The most important thing is that foreach will not incorrectly allocate struct enumerators on the heap causing garbage.  If you look at the List<T>.GetEnumerator function you see it returns a List<T>.Enumerator struct, this is fine.

Further to this, there are a number of classes in KSP that implement IEnumerable because they contain a standard collection type.  In the case of EditorPartListFilterList<T>, the GetEnumerator function is "correctly" declared as returning a  List<EditorPartListFilter<T>>.Enumerator struct so using foreach on it will not create garbage (with a decent compiler).  However, lots of the other classes declare GetEnumerator as returning an IEnumerator.  This is unfortunate as this is an interface, which follows the rules for classes and is allocated on the heap, so using foreach on these will create garbage, even with the very latest compilers.  The classes affected are:

  • ShipConstruct
  • BaseFieldList
  • PartModuleList
  • PartResourceList
  • PartResourceDefinitionList
  • RUI.Algorithms.Graph<T>
  • RUI.Algorithms.GraphList<T>

Note, while using foreach on these now does create garbage, they will almost certainly be fixed in the code cleanup for 1.2.

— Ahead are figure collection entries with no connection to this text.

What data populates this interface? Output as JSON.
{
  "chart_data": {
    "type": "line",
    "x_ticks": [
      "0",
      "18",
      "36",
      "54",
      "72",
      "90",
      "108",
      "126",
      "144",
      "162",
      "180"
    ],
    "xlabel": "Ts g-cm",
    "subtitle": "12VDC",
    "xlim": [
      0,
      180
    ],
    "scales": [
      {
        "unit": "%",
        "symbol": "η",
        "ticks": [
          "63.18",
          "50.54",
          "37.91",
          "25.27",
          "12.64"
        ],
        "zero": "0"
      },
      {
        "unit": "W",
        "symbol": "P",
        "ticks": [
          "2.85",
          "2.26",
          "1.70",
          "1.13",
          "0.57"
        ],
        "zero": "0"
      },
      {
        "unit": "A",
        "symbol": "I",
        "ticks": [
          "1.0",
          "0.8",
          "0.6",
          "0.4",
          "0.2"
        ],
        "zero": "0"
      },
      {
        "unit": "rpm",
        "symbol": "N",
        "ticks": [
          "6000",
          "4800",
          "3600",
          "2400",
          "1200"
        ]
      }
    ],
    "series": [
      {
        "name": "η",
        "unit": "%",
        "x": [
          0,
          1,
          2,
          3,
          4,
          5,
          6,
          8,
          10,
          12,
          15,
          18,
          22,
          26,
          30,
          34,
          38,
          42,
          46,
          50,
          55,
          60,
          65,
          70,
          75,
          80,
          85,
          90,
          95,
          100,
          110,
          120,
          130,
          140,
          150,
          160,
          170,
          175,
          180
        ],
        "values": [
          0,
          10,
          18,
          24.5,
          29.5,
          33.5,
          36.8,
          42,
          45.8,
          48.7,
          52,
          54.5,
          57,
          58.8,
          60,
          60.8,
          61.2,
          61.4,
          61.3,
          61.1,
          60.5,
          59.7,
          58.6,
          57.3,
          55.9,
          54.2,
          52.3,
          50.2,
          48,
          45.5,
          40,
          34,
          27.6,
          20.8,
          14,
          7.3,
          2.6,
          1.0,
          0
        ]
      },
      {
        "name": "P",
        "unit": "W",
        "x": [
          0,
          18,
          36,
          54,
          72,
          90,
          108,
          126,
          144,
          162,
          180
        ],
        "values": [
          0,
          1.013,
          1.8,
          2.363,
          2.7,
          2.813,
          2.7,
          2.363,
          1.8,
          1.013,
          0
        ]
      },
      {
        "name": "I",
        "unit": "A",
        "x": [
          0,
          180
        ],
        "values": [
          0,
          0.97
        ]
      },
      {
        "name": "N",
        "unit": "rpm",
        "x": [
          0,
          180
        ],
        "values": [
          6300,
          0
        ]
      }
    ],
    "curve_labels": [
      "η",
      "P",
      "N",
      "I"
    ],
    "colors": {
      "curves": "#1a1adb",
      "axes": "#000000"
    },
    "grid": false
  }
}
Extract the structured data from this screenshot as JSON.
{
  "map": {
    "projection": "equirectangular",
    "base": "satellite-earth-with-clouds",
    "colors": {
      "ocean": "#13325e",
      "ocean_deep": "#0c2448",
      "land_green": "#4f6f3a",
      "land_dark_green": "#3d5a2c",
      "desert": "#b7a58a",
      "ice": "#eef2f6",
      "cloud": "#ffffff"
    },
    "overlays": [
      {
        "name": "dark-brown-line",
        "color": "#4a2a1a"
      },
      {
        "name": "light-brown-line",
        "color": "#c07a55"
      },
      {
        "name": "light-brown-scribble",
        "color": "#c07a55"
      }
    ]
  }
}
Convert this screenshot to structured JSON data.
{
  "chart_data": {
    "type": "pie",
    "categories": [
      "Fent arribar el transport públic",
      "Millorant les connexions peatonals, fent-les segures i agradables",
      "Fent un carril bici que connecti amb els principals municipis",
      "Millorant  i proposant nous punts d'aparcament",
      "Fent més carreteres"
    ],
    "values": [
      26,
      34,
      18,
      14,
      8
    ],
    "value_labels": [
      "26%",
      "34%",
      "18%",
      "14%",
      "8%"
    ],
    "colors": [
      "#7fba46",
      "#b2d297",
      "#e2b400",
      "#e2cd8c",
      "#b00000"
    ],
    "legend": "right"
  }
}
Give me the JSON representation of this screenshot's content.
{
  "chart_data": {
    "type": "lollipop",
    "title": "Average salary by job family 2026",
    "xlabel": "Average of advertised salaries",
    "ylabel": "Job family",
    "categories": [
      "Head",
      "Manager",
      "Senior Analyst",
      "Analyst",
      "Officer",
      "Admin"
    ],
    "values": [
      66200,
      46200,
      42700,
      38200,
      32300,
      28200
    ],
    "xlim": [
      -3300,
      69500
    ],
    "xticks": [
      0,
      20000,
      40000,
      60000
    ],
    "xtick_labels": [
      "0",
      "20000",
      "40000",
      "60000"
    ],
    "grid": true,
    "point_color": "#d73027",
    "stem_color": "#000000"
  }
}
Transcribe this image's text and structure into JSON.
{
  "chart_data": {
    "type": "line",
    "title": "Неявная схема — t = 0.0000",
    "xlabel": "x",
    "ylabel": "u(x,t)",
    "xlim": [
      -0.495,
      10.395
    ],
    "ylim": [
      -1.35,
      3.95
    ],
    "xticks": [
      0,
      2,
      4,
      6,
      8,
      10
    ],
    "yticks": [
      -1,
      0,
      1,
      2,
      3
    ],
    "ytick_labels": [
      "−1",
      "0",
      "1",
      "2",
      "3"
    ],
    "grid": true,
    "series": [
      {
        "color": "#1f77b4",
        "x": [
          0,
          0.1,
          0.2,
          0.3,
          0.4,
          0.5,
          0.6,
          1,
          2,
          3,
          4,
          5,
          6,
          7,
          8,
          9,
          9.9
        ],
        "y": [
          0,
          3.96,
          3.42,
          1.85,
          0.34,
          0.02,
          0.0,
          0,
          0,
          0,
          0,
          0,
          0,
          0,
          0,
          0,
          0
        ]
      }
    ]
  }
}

The VesselCrewManifest class is a bit of a strange case, it declares GetEnumerator "correctly" as returning a  List<PartCrewManifest>.Enumerator, but using foreach on it still generates a considerable amount of garbage, as does calling any of the public functions in the class.  It turns out there isn't any useful way to use this class without generating large amounts of garbage but, again, this will almost certainly be fixed in 1.2 (though the interface to the class may need to change).